Des membres et représentants de plusieurs entités syndicales étaient présents, samedi, lors du rassemblement en soutien aux syndiqués de l’ABI.

ABI: 5000 personnes en soutien aux travailleurs

Trois-Rivières — Des milliers de travailleurs et de familles ont parcouru les rues du centre-ville de Trois-Rivières, samedi, afin de démontrer leur solidarité aux travailleurs syndiqués de l’ABI, en lock-out depuis près de 17 mois.

Les marcheurs provenaient de partout: de l’État de New York, Toronto, Sudbury, Abitibi, Côte-Nord, et appartenaient à différentes entités syndicales telles que la Confédération des syndicats nationaux (CSN), la Centrale des syndicats du Québec (CSQ) et la Centrale des syndicats démocratiques (CSD), en plus des membres du syndicat des Métallos.

«C’était important pour moi de démontrer mon soutien aux travailleurs», indique un membre de la FTQ venu de Sherbrooke pour participer à l’événement.

Important soutien du monde syndical

«On a un appui important du monde syndical, c’est une lutte qui touche toute la famille des syndiqués au Québec», affirme le président de la section locale 9700 des Métallos, Clément Masse.

Environ 5 000 personnes ont marché dans les rues de Trois-Rivières, samedi.

L’objectif de cette marche était notamment d’envoyer un message à l’employeur. «On va manifester en faisant du bruit pour faire comprendre à notre employeur et au gouvernement qu’on a du soutien, qu’on ne lâchera pas et qu’on va sortir la tête haute de ce conflit», commente M. Masse.

Des hauts placés du syndicat des Métallos avaient également fait le voyage en soutien aux syndiqués de l’ABI.

«Alcoa continue de démontrer qu’elle est devenue une entreprise irresponsable à l’échelle globale», indique Tom Conway, vice-président international des Métallos. «Nous sommes ici pour nous battre au nom de nos membres pour qu’ils aient la chance d’obtenir un règlement juste et équitable», affirme Ken Neumann, directeur canadien des Métallos.

Legault fortement critiqué

Le premier ministre François Legault a été largement critiqué lors du rassemblement en soutien aux employés syndiqués de l’ABI. De nombreux représentants syndicaux ont en effet accusé le gouvernement de manquer de neutralité dans le dossier du lock-out, faisant référence aux sorties publiques récentes de M. Legault lors desquelles il affirmait que le syndicat des Métallos n’était pas raisonnable. 

Les marcheurs ont parcouru une partie des rues Hart, des Forges et Royale, samedi midi.

«Le premier ministre, on s’attend à ce qu’il soit au-dessus de la mêlée, qu’il prenne tous les leviers en sa possession pour rapprocher les parties», affirme le secrétaire général de la FTQ, Serge Cadieux. «Mais non, ce qu’il a fait, c’est rassurer l’employeur dans son intransigeance», dit-il.

Sonia Éthier, présidente de la CSQ, a elle aussi critiqué les positions de M. Legault concernant ce conflit de travail. «On veut lancer un message au premier ministre du Québec pour qu’il cesse de prendre part pour l’employeur», souligne-t-elle. 

«Le premier ministre, qui est responsable du gouvernement et du ministère du Travail, ministère qui donne des outils aux travailleurs et aux employeurs pour négocier, devrait normalement être neutre», explique Clément Masse. 
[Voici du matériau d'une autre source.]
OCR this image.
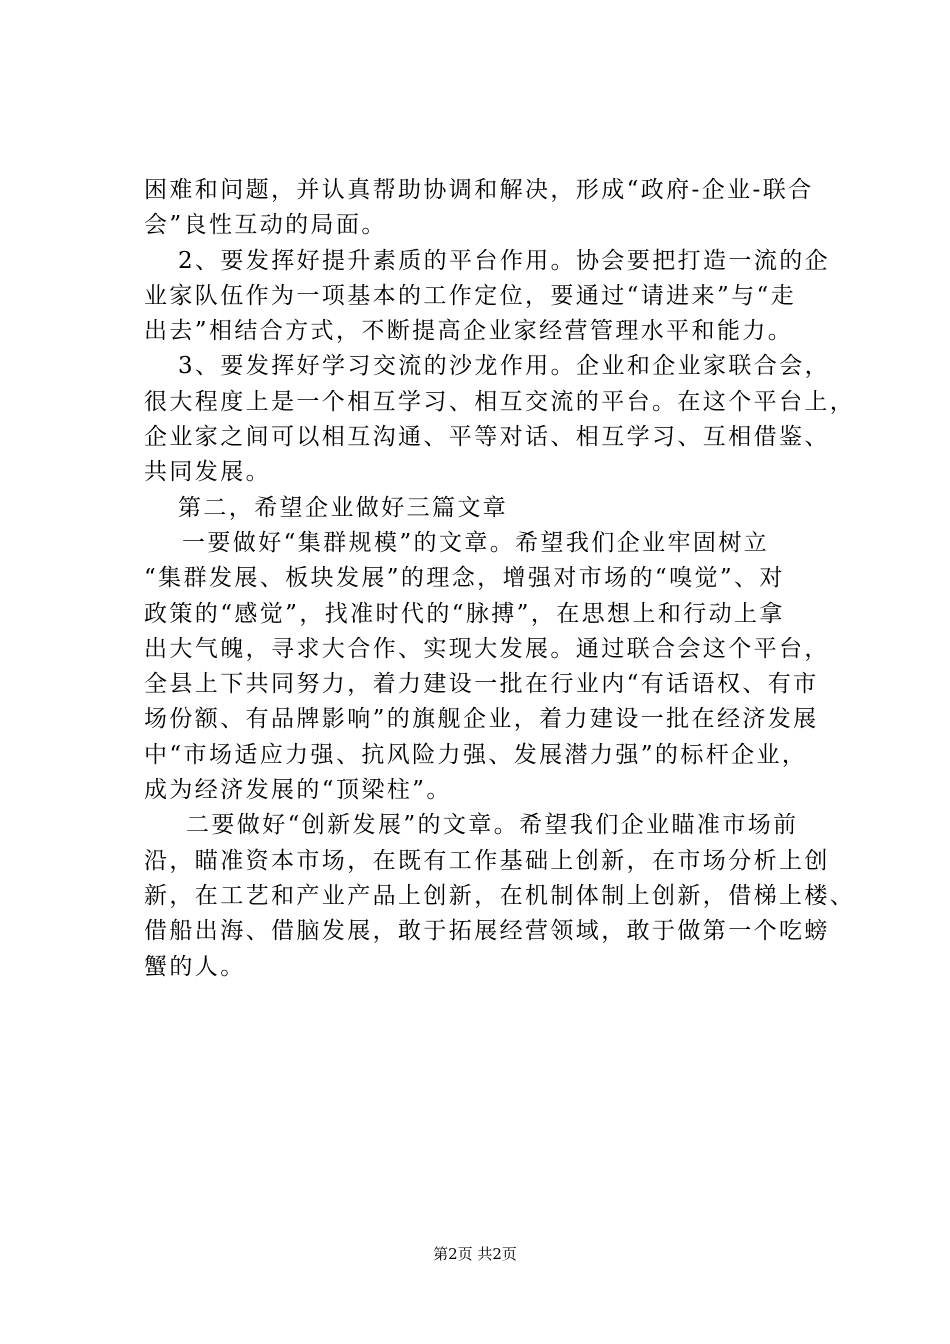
困难和问题，并认真帮助协调和解决，形成“政府-企业-联合
会”良性互动的局面。
2、要发挥好提升素质的平台作用。协会要把打造一流的企
业家队伍作为一项基本的工作定位，要通过“请进来”与“走
出去”相结合方式，不断提高企业家经营管理水平和能力。
3、要发挥好学习交流的沙龙作用。企业和企业家联合会，
很大程度上是一个相互学习、相互交流的平台。在这个平台上，
企业家之间可以相互沟通、平等对话、相互学习、互相借鉴、
共同发展。
第二，希望企业做好三篇文章
一要做好“集群规模”的文章。希望我们企业牢固树立
“集群发展、板块发展”的理念，增强对市场的“嗅觉”、对
政策的“感觉”，找准时代的“脉搏”，在思想上和行动上拿
出大气魄，寻求大合作、实现大发展。通过联合会这个平台，
全县上下共同努力，着力建设一批在行业内“有话语权、有市
场份额、有品牌影响”的旗舰企业，着力建设一批在经济发展
中“市场适应力强、抗风险力强、发展潜力强”的标杆企业，
成为经济发展的“顶梁柱”。
二要做好“创新发展”的文章。希望我们企业瞄准市场前
沿，瞄准资本市场，在既有工作基础上创新，在市场分析上创
新，在工艺和产业产品上创新，在机制体制上创新，借梯上楼、
借船出海、借脑发展，敢于拓展经营领域，敢于做第一个吃螃
蟹的人。
第2页 共2页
Le seul représentant de la classe politique à avoir pris la parole lors de l’événement est Alexandre Leduc, député d'Hochelaga-Maisonneuve et porte-parole de Québec solidaire en matière de travail. «Pour gagner un conflit comme celui-là, il faut plusieurs ingrédients: de la résilience, de la résonance sur la scène nationale et l’ingrédient final, c’est aujourd’hui, c’est la solidarité avec la population, la solidarité intersyndicale», affirme M. Leduc. 

Un événement réussi

M. Masse ainsi que les autres représentants syndicaux sur place semblaient satisfaits de l’événement qui a rassemblé des milliers de personnes. «Après 16 mois de conflit, ce n’est pas facile pour les familles», indique M. Masse. «C’est le fun aujourd’hui d’avoir une manifestation où nos familles peuvent participer et sentir la solidarité qu’on a à travers le Québec». 

Questionné à savoir quelles étaient les prochaines étapes à la suite de cette marche de solidarité, Clément Masse a indiqué que le syndicat des Métallos continuerait de faire pression sur l’employeur.

«Au niveau de notre syndicat international, on veut faire une campagne mondiale, aller où l’employeur a des installations et manifester, parler de notre conflit», explique M. Masse.

Le président de la section locale 9700 des Métallos était d’ailleurs en Australie le mois dernier, accompagné de Ken Neumann, afin de discuter du conflit de l’ABI au congrès de l’Australian Workers Union, à Brisbane.